Mais uma vez, é normal este tipo de declínio na popularidade, principalmente depois de um crescimento tão vertiginoso. Mas neste caso, eu acho que é mais o resultado do concurso de popularidade do que por mérito da rede social propriamente dita. Se analisarmos bem, a Threads não tem nada que a distinga do Twitter. A usabilidade é semelhante, tem até menos funcionalidades e a única coisa a favor é que neste momento ainda é novidade o suficiente para estar na fase da lua-de-mel. Mas a Threads não vai conseguir resolver os problemas que fazem as pessoas queixarem-se do Twitter.
Duvido que consigam (ou sequer queiram) abolir o racismo, o bullying, a xenofobia e o machismo que assolam o Twitter, porque isso representa “engagement”, e “engagement” representa audiência a quem podem depois vender anúncios.
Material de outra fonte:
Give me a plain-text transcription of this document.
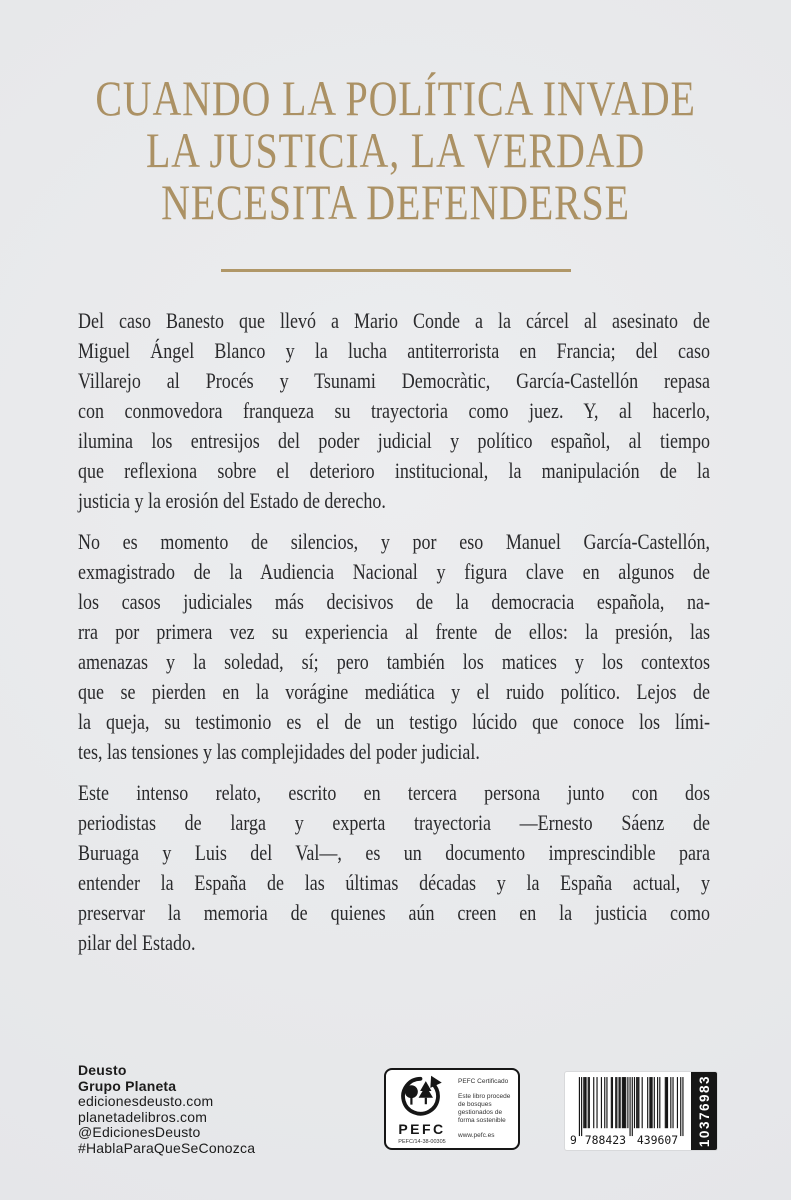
CUANDO LA POLÍTICA INVADE
LA JUSTICIA, LA VERDAD
NECESITA DEFENDERSE
Del caso Banesto que llevó a Mario Conde a la cárcel al asesinato de
Miguel Ángel Blanco y la lucha antiterrorista en Francia; del caso
Villarejo al Procés y Tsunami Democràtic, García-Castellón repasa
con conmovedora franqueza su trayectoria como juez. Y, al hacerlo,
ilumina los entresijos del poder judicial y político español, al tiempo
que reflexiona sobre el deterioro institucional, la manipulación de la
justicia y la erosión del Estado de derecho.
No es momento de silencios, y por eso Manuel García-Castellón,
exmagistrado de la Audiencia Nacional y figura clave en algunos de
los casos judiciales más decisivos de la democracia española, na-
rra por primera vez su experiencia al frente de ellos: la presión, las
amenazas y la soledad, sí; pero también los matices y los contextos
que se pierden en la vorágine mediática y el ruido político. Lejos de
la queja, su testimonio es el de un testigo lúcido que conoce los lími-
tes, las tensiones y las complejidades del poder judicial.
Este intenso relato, escrito en tercera persona junto con dos
periodistas de larga y experta trayectoria —Ernesto Sáenz de
Buruaga y Luis del Val—, es un documento imprescindible para
entender la España de las últimas décadas y la España actual, y
preservar la memoria de quienes aún creen en la justicia como
pilar del Estado.
Deusto
Grupo Planeta
edicionesdeusto.com
planetadelibros.com
@EdicionesDeusto
#HablaParaQueSeConozca
PEFC
PEFC/14-38-00305
PEFC Certificado
Este libro procede de bosques gestionados de forma sostenible
www.pefc.es	9 788423 439607 10376983
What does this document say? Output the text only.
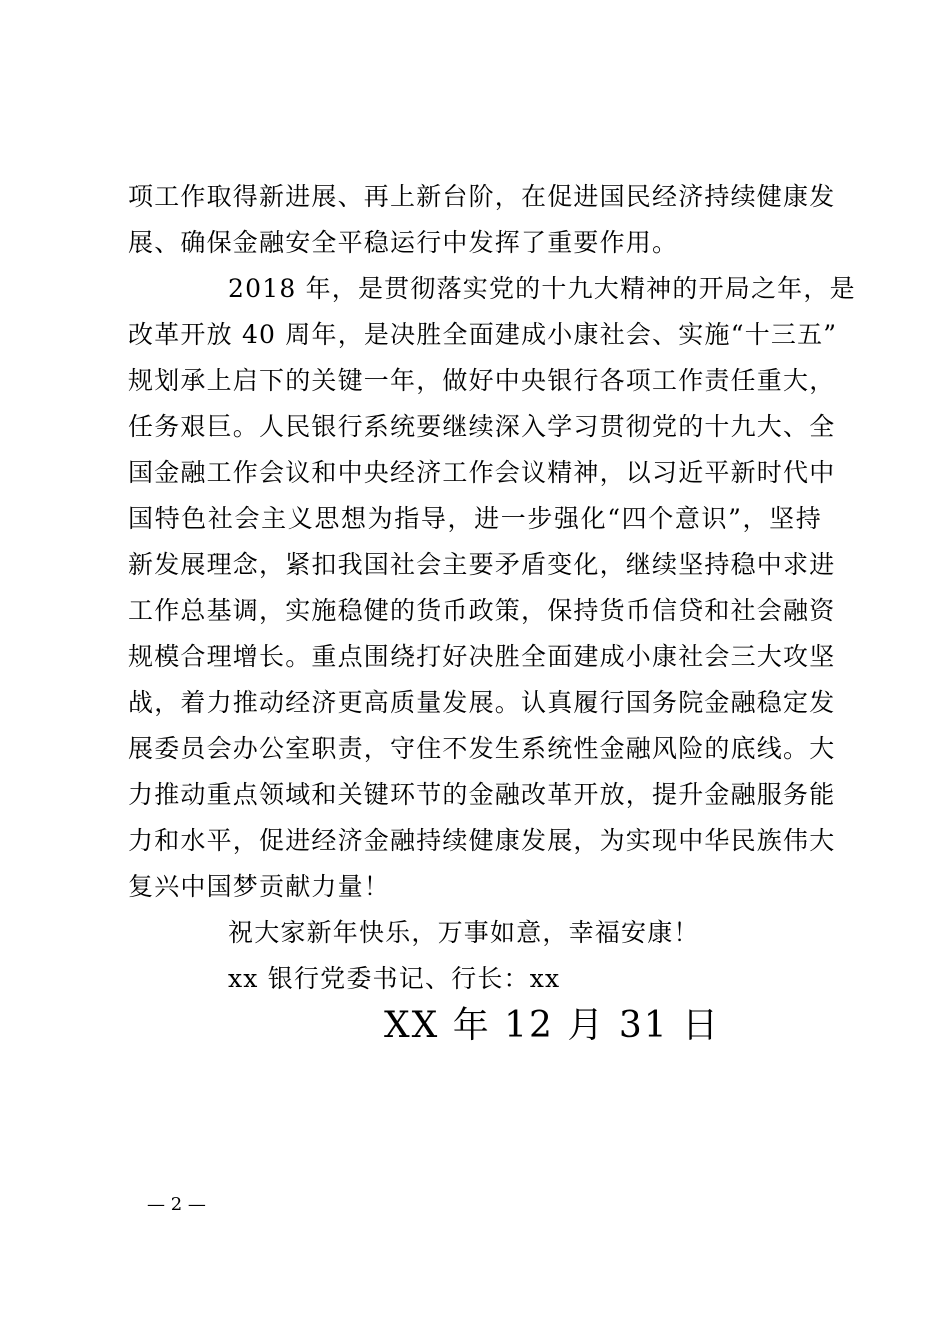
项工作取得新进展、再上新台阶，在促进国民经济持续健康发
展、确保金融安全平稳运行中发挥了重要作用。
2018 年，是贯彻落实党的十九大精神的开局之年，是
改革开放 40 周年，是决胜全面建成小康社会、实施“十三五”
规划承上启下的关键一年，做好中央银行各项工作责任重大，
任务艰巨。人民银行系统要继续深入学习贯彻党的十九大、全
国金融工作会议和中央经济工作会议精神，以习近平新时代中
国特色社会主义思想为指导，进一步强化“四个意识”，坚持
新发展理念，紧扣我国社会主要矛盾变化，继续坚持稳中求进
工作总基调，实施稳健的货币政策，保持货币信贷和社会融资
规模合理增长。重点围绕打好决胜全面建成小康社会三大攻坚
战，着力推动经济更高质量发展。认真履行国务院金融稳定发
展委员会办公室职责，守住不发生系统性金融风险的底线。大
力推动重点领域和关键环节的金融改革开放，提升金融服务能
力和水平，促进经济金融持续健康发展，为实现中华民族伟大
复兴中国梦贡献力量！
祝大家新年快乐，万事如意，幸福安康！
xx 银行党委书记、行长：xx
XX 年 12 月 31 日
— 2 —
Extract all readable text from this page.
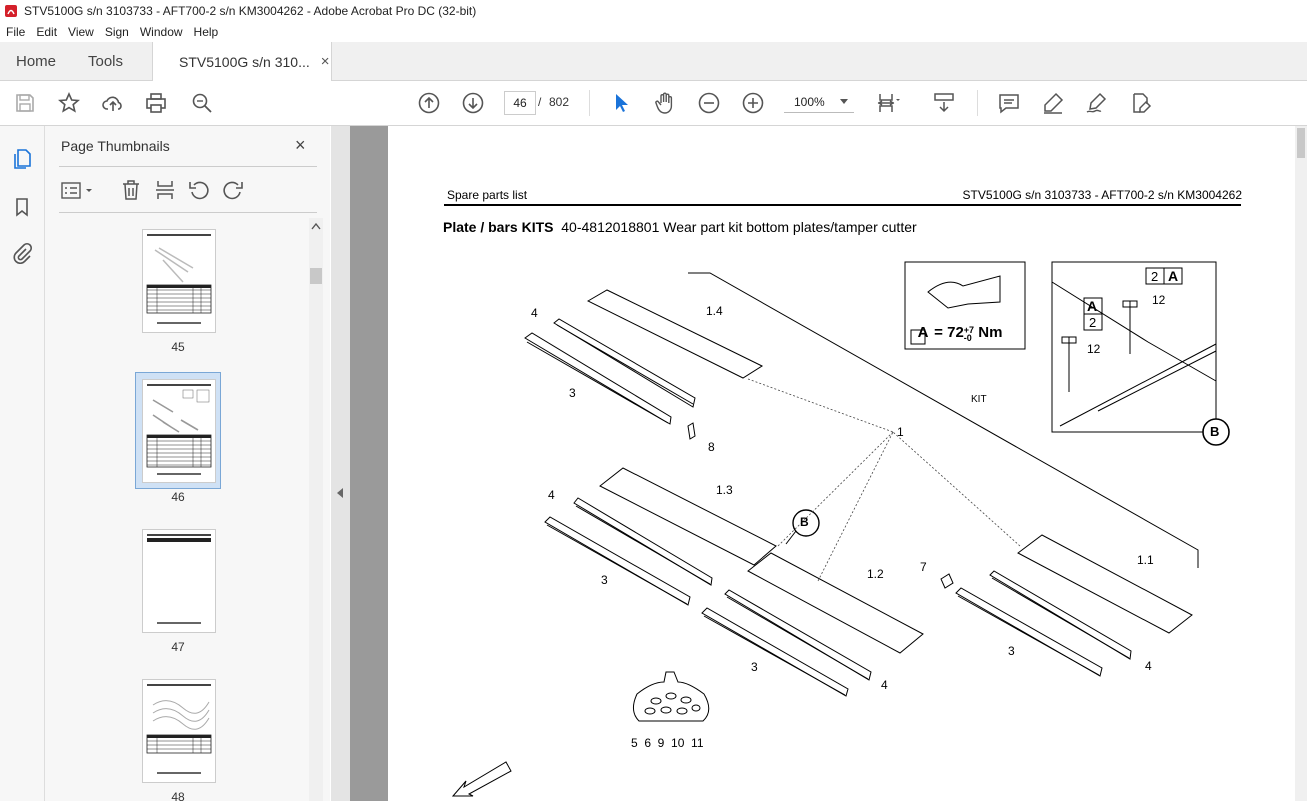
STV5100G s/n 3103733 - AFT700-2 s/n KM3004262 - Adobe Acrobat Pro DC (32-bit)
File Edit View Sign Window Help
Home Tools	STV5100G s/n 310... ×
46 / 802	100%
Page Thumbnails	×
45
46
47
48
Spare parts list	STV5100G s/n 3103733 - AFT700-2 s/n KM3004262
Plate / bars KITS 40-4812018801 Wear part kit bottom plates/tamper cutter
A = 72+7
-0 Nm
1.4
4
3
8
1
KIT
1.3
4
3
B
1.2
3
4
7	1.1
3
4
5  6  9  10  11
12
12
2 A
A
2
B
Afinal de contas, não nos podemos esquecer que a Threads é um produto da mesma empresa que gere redes sociais como o Facebook e o Instagram, onde a depressão adolescente é apenas uma consequência de fazer negócio. Aliás, é por isso mesmo que optaram por não lançar já a rede na UE porque estão ainda a tentar perceber qual será o impacto da nova legislação (Digital Markets Act) em produtos como este (mesmo sabendo que o problema não estará no armazenamento dos dados).
Apesar disto tudo, eu ouvi o episódio do podcast do Hard Fork com o CEO da Threads, Adam Mosseri, e notei ali um pingo de esperança na voz dele de que têm aqui uma oportunidade para fazer melhor que os outros produtos Meta e mudar assim a imagem da empresa. Mas não estou muito esperançoso.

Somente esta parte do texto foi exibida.